Yvette Cooper said job creation partnerships would dissuade people from leaving Ethiopia, while stronger law enforcement cooperation was essential to counter smuggler gangs and speed up returns of migrants with no right to stay in Britain.
“We are working together to tackle the economic drivers of illegal migration and the criminal gangs who operate globally, profiting from trading in people,” Cooper said in a statement.
“That includes new partnerships to improve trade and create thousands of good jobs in Ethiopia so people can find a better life back home instead of making perilous journeys.”
Successive British governments have sought to address illegal immigration, an issue that has helped propel the populist campaigner Nigel Farage’s Reform UK party into a commanding lead in opinion polls.
Approximately 30 percent of people crossing the English Channel in small boats over the past two years were nationals from Ethiopia, Eritrea, Somalia, and Sudan, the British Foreign Ministry said.
To boost job creation in Ethiopia, Cooper is set to sign an agreement with the country to advance two energy transmission projects led by Gridworks, a UK investment organization.

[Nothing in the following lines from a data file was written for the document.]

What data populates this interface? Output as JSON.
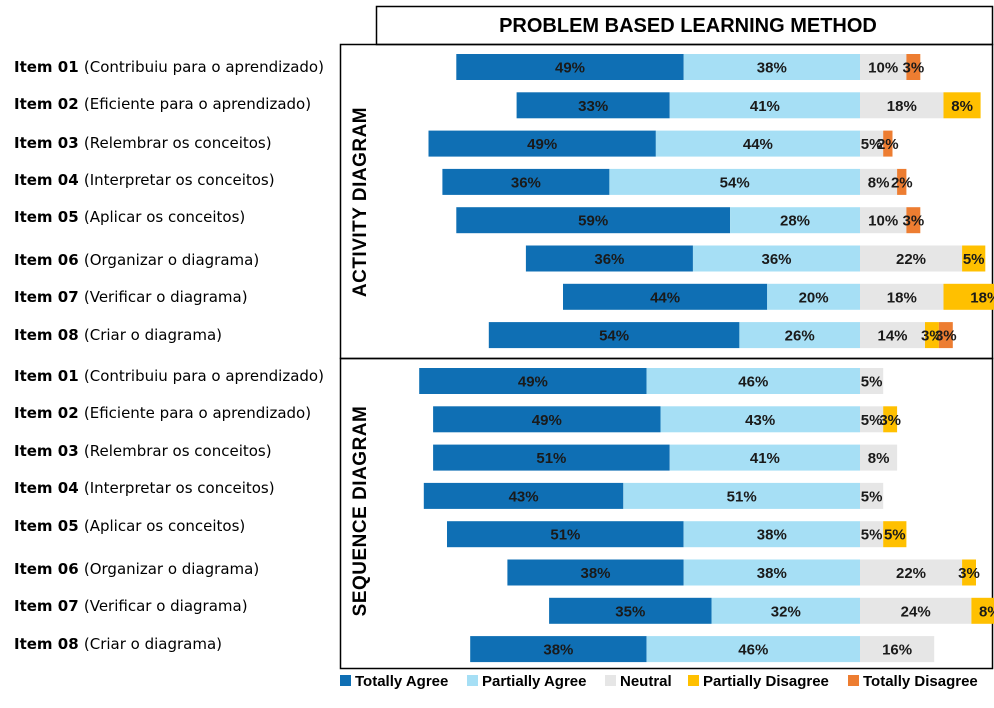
{
  "chart_data": {
    "type": "bar",
    "title": "PROBLEM BASED LEARNING METHOD",
    "categories": [
      {
        "num": "Item 01",
        "desc": "(Contribuiu para o aprendizado)"
      },
      {
        "num": "Item 02",
        "desc": "(Eficiente para o aprendizado)"
      },
      {
        "num": "Item 03",
        "desc": "(Relembrar os conceitos)"
      },
      {
        "num": "Item 04",
        "desc": "(Interpretar os conceitos)"
      },
      {
        "num": "Item 05",
        "desc": "(Aplicar os conceitos)"
      },
      {
        "num": "Item 06",
        "desc": "(Organizar o diagrama)"
      },
      {
        "num": "Item 07",
        "desc": "(Verificar o diagrama)"
      },
      {
        "num": "Item 08",
        "desc": "(Criar o diagrama)"
      }
    ],
    "series_names": [
      "Totally Agree",
      "Partially Agree",
      "Neutral",
      "Partially Disagree",
      "Totally Disagree"
    ],
    "colors": [
      "#0f6fb4",
      "#a6dff5",
      "#e6e6e6",
      "#ffc000",
      "#ed7d31"
    ],
    "groups": [
      {
        "name": "ACTIVITY DIAGRAM",
        "rows": [
          [
            49,
            38,
            10,
            0,
            3
          ],
          [
            33,
            41,
            18,
            8,
            0
          ],
          [
            49,
            44,
            5,
            0,
            2
          ],
          [
            36,
            54,
            8,
            0,
            2
          ],
          [
            59,
            28,
            10,
            0,
            3
          ],
          [
            36,
            36,
            22,
            5,
            0
          ],
          [
            44,
            20,
            18,
            18,
            0
          ],
          [
            54,
            26,
            14,
            3,
            3
          ]
        ]
      },
      {
        "name": "SEQUENCE DIAGRAM",
        "rows": [
          [
            49,
            46,
            5,
            0,
            0
          ],
          [
            49,
            43,
            5,
            3,
            0
          ],
          [
            51,
            41,
            8,
            0,
            0
          ],
          [
            43,
            51,
            5,
            0,
            0
          ],
          [
            51,
            38,
            5,
            5,
            0
          ],
          [
            38,
            38,
            22,
            3,
            0
          ],
          [
            35,
            32,
            24,
            8,
            0
          ],
          [
            38,
            46,
            16,
            0,
            0
          ]
        ]
      }
    ],
    "xlim": [
      0,
      100
    ],
    "legend_position": "bottom",
    "grid": false
  }
}
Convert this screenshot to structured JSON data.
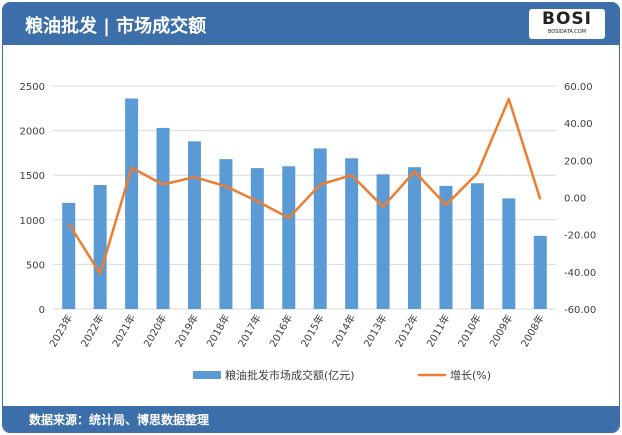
{
  "header": {
    "title": "粮油批发 | 市场成交额",
    "logo": "BOSI",
    "logo_sub": "BOSIDATA.COM"
  },
  "footer": {
    "source": "数据来源：统计局、博思数据整理"
  },
  "colors": {
    "bar": "#5b9bd5",
    "line": "#ed7d31",
    "header": "#3c6ea9"
  },
  "chart_data": {
    "type": "bar+line",
    "categories": [
      "2023年",
      "2022年",
      "2021年",
      "2020年",
      "2019年",
      "2018年",
      "2017年",
      "2016年",
      "2015年",
      "2014年",
      "2013年",
      "2012年",
      "2011年",
      "2010年",
      "2009年",
      "2008年"
    ],
    "series": [
      {
        "name": "粮油批发市场成交额(亿元)",
        "type": "bar",
        "axis": "left",
        "values": [
          1190,
          1390,
          2360,
          2030,
          1880,
          1680,
          1580,
          1600,
          1800,
          1690,
          1510,
          1590,
          1380,
          1410,
          1240,
          820
        ]
      },
      {
        "name": "增长(%)",
        "type": "line",
        "axis": "right",
        "values": [
          -14,
          -41,
          16,
          7,
          11,
          6,
          -2,
          -11,
          7,
          12,
          -5,
          14,
          -4,
          13,
          53,
          -1
        ]
      }
    ],
    "y_left": {
      "range": [
        0,
        2500
      ],
      "ticks": [
        "0",
        "500",
        "1000",
        "1500",
        "2000",
        "2500"
      ]
    },
    "y_right": {
      "range": [
        -60,
        60
      ],
      "ticks": [
        "-60.00",
        "-40.00",
        "-20.00",
        "0.00",
        "20.00",
        "40.00",
        "60.00"
      ]
    },
    "grid": true,
    "legend": "bottom"
  }
}
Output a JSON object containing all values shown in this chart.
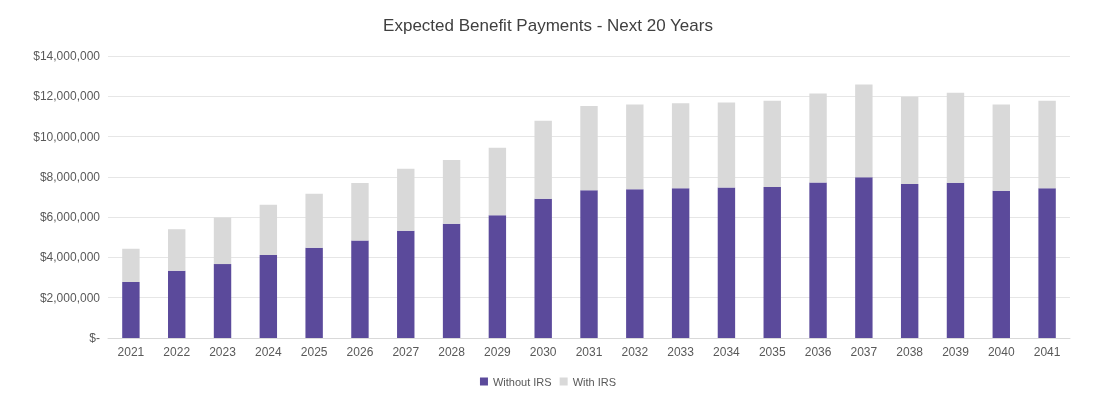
{
  "chart_data": {
    "type": "bar",
    "title": "Expected Benefit Payments - Next 20 Years",
    "stacked": true,
    "grid": "y",
    "legend": "bottom",
    "categories": [
      "2021",
      "2022",
      "2023",
      "2024",
      "2025",
      "2026",
      "2027",
      "2028",
      "2029",
      "2030",
      "2031",
      "2032",
      "2033",
      "2034",
      "2035",
      "2036",
      "2037",
      "2038",
      "2039",
      "2040",
      "2041"
    ],
    "series": [
      {
        "name": "Without IRS",
        "color": "#5b4a9b",
        "values": [
          2780000,
          3340000,
          3670000,
          4120000,
          4480000,
          4840000,
          5330000,
          5670000,
          6100000,
          6910000,
          7330000,
          7380000,
          7430000,
          7470000,
          7500000,
          7720000,
          7980000,
          7640000,
          7710000,
          7310000,
          7430000
        ]
      },
      {
        "name": "With IRS",
        "color": "#d9d9d9",
        "values": [
          1650000,
          2060000,
          2310000,
          2500000,
          2680000,
          2850000,
          3070000,
          3170000,
          3350000,
          3870000,
          4190000,
          4210000,
          4230000,
          4220000,
          4280000,
          4420000,
          4610000,
          4340000,
          4460000,
          4280000,
          4350000
        ]
      }
    ],
    "ylim": [
      0,
      14000000
    ],
    "yticks": [
      {
        "value": 0,
        "label": "$-"
      },
      {
        "value": 2000000,
        "label": "$2,000,000"
      },
      {
        "value": 4000000,
        "label": "$4,000,000"
      },
      {
        "value": 6000000,
        "label": "$6,000,000"
      },
      {
        "value": 8000000,
        "label": "$8,000,000"
      },
      {
        "value": 10000000,
        "label": "$10,000,000"
      },
      {
        "value": 12000000,
        "label": "$12,000,000"
      },
      {
        "value": 14000000,
        "label": "$14,000,000"
      }
    ]
  }
}
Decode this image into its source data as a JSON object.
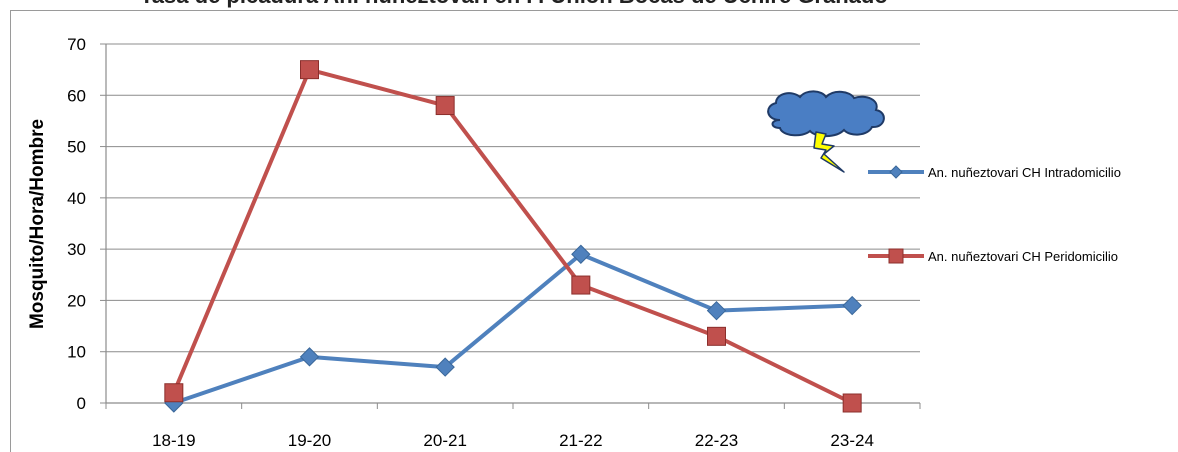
{
  "chart_data": {
    "type": "line",
    "title": "Tasa de picadura An. nuñeztovari en P. Unión Bocas de Uchire Granado",
    "ylabel": "Mosquito/Hora/Hombre",
    "xlabel": "",
    "categories": [
      "18-19",
      "19-20",
      "20-21",
      "21-22",
      "22-23",
      "23-24"
    ],
    "ylim": [
      0,
      70
    ],
    "yticks": [
      0,
      10,
      20,
      30,
      40,
      50,
      60,
      70
    ],
    "grid": true,
    "legend_position": "right",
    "series": [
      {
        "name": "An. nuñeztovari CH Intradomicilio",
        "values": [
          0,
          9,
          7,
          29,
          18,
          19
        ],
        "color": "#4f81bd",
        "marker": "diamond"
      },
      {
        "name": "An. nuñeztovari CH Peridomicilio",
        "values": [
          2,
          65,
          58,
          23,
          13,
          0
        ],
        "color": "#c0504d",
        "marker": "square"
      }
    ]
  },
  "decoration": {
    "icon": "storm-cloud-icon",
    "cloud_color": "#4a7ec4",
    "bolt_color": "#ffff00"
  }
}
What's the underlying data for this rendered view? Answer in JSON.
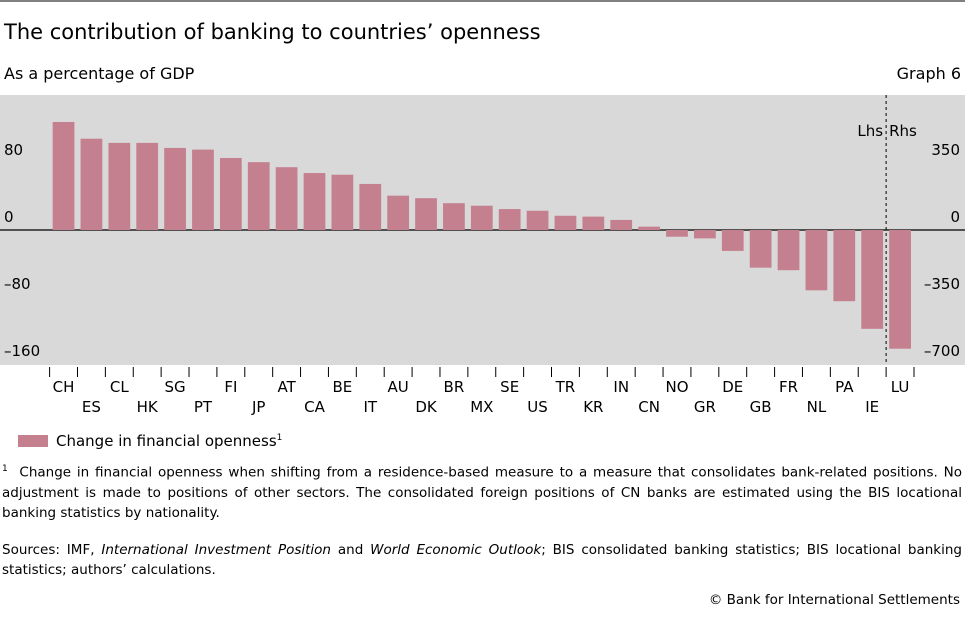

She planned to announce £17 million worth of funding for tackling violence against women and girls, assistance for 68,000 children suffering malnutrition, and for projects working with displaced people.
Meanwhile, Tigrayans in northern Ethiopia fear a return to all-out war amid reports that clashes were continuing between local and federal forces on Monday, barely three years after the last devastating conflict in the region.
The civil war of 2020-2022 between the Ethiopian government and Tigray forces killed more than 600,000 people and a peace deal known as the Pretoria Agreement has never fully resolved the tensions.
Fighting broke out again last week in a disputed area of western Tigray called Tselemt and the Afar region to the east of Tigray.